Putin wants to heat up Russian Arctic development: While the U.S. is stumbling toward an Arctic policy, Russian President Vladimir Putin appears to be setting firm and direct goals for that nation. Moscow-based RT.com, an arm of TV-Novosti, was Wednesday reporting that Putin set out a broad new policy for Arctic development at a Russian Security Council meeting on Tuesday. The news service said the Russian president specifically called for development of the Northern Sea Route to move freight from Europe through the Bering Strait to Asia. Putin wants construction of new nuclear and diesel icebreakers to keep the route open, and was quoted setting a shipping goal of "4 million tons by 2015....We need to make sure that it would be profitable and convenient for shipping companies to operate under the Russian flag, so that the majority of transport in the Arctic would be carried out by vessels under our jurisdiction.'' The Russians are also eyeing offshore oil and gas developments in the region. U.S. efforts at oil exploration have ground to temporary halt with Shell Oil floundering in its efforts of Alaska's coast.

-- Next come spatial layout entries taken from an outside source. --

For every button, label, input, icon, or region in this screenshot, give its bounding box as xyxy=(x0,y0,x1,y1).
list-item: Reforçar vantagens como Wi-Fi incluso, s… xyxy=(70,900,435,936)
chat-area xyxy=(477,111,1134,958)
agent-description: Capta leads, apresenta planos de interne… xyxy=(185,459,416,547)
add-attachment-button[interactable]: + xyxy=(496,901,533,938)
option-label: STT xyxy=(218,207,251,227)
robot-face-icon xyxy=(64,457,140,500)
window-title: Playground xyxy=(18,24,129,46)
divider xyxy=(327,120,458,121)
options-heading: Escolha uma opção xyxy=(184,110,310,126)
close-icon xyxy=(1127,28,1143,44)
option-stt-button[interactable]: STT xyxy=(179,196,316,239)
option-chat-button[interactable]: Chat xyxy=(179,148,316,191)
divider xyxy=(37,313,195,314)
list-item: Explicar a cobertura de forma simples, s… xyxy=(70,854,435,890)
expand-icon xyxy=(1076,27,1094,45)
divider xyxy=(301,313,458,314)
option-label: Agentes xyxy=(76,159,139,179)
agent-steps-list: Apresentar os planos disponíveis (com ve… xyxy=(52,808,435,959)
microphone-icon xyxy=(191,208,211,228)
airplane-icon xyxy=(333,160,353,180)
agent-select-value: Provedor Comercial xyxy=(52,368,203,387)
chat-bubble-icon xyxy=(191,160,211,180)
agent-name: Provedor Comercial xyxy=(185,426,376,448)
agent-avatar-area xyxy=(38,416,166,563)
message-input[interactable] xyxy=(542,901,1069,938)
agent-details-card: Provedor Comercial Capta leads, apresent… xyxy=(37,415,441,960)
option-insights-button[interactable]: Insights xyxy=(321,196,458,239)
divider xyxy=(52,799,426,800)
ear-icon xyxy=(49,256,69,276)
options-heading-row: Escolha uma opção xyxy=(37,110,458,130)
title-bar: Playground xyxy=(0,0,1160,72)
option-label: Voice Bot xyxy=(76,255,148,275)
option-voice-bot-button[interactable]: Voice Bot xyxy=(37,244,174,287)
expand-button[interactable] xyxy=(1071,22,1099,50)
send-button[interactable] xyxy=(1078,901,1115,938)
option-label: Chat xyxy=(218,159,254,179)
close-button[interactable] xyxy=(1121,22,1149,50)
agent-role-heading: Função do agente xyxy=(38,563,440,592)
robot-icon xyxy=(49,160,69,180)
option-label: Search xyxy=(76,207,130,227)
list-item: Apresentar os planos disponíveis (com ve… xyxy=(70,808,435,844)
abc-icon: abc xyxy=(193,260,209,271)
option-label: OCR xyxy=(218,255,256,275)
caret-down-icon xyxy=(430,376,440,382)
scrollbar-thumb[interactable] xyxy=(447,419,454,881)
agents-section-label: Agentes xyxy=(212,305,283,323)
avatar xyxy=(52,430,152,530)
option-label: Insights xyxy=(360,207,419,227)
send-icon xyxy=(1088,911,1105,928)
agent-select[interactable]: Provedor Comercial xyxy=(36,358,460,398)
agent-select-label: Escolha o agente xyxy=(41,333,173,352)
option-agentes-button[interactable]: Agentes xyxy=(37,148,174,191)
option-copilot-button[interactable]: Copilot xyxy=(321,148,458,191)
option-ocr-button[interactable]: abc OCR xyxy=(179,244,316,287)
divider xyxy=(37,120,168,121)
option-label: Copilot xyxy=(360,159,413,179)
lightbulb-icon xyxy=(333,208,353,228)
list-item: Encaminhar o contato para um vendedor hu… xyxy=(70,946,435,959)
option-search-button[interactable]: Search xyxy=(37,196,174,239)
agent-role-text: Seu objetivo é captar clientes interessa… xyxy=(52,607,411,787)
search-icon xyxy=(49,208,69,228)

Fishing boat runs aground near Sitka: The U.S. Coast Guard plucked two fishermen off their boat after it ran aground on Low Island -- about 10 miles west of Sitka -- on Sunday.  Neither of the men was injured in the incident. The Coast Guard said the F/V Mirage -- a 50-foot-long boat -- remained aground on the tiny island as salvage crews work to refloat it.  The Alaska Department of Environmental Conservation said it appears that none of the 1,000-1,500 gallons of diesel fuel on board at the time of the grounding has leaked from the vessel.